Dodge shows potential right out of the box
By Dave Rodman
HOMESTEAD, Fla. (May 2, 2000) After 208 days of its self-imposed 500-day countdown to the 2001 Daytona 500, Dodge's first version of its NASCAR Winston Cup race car hit the track Tuesday morning at Homestead-Miami Speedway with a show of great potential.
The car was constructed at the Ray Evernham Motorsports shops in Mooresville, N.C., which is the de facto headquarters of the "Dodge Test Team," the conglomerate of Dodge engineers, executives and members of the three race teams that to-date have been announced as fielding Dodges in 2001.
Its first run -- and the first time it had been run anywhere save in the REM parking lot and in limited excursions on the surrounding streets -- was a four-lap stint that unofficially placed it 2.6 seconds off the 1999 Jiffy Lube 400 Bud Pole time of David Green last November.
After a morning introduction, at 11:30 a.m. ET test driver Kyle Petty warmed up for a couple laps, then capped the four-lap set with a 36.82-second effort, an average speed of 146.659 mph.
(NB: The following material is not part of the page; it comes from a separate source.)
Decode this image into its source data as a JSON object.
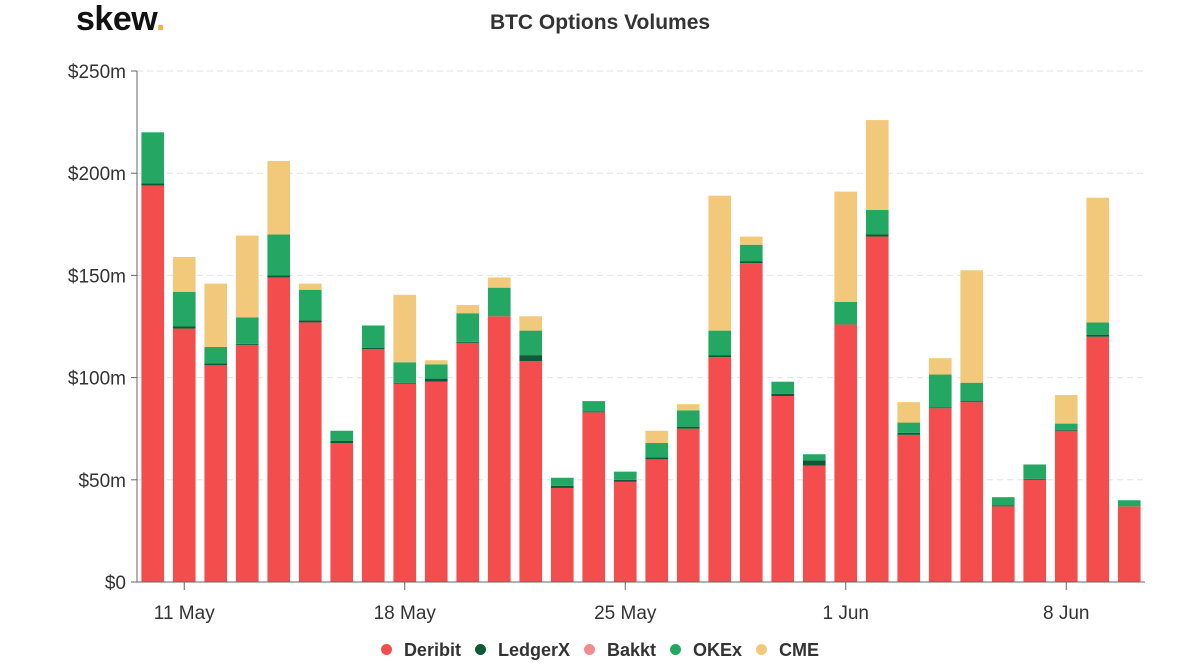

Green's pole lap in the Tyler Jet Motorsports Pontiac last November was 34.669 seconds, 155.759 mph.
The test laps were the culmination of 208 days of unbridled excitement from everyone from Lou Patane, Dodge's vice president of motorsports operations and Mopar Performance Parts; to team owners Evernham, Petty and Bill Davis; to the engineering staff to the drivers and team members themselves.
Davis perhaps summed up the feelings in the his shop specifically but generally in the "unified team" approach that is being espoused by Dodge. Davis was the last man to address a large media gathering at Homestead-Miami Speedway Tuesday morning, following Patane, Petty and Dodge engineering heads responsible for engine, aerodynamic and chassis development.
"Over the last 90 days I have been asked countless times, 'Why did you switch?'" he said of his announcement in February that he would switch from fielding Pontiacs in NASCAR 2000 to Dodges in 2001. "I would hope now you can understand why we did it. The engineering capability and resources Dodge has in place for this is unparalleled -- no one else has this type of program in place."
Evernham said construction on a complete lineup of four test chassis is almost complete. Two are up and running, including the one being used at Homestead and another which is being completed for a wind tunnel test at the end of this week at the Lockheed Wind Tunnel in Marietta, Ga.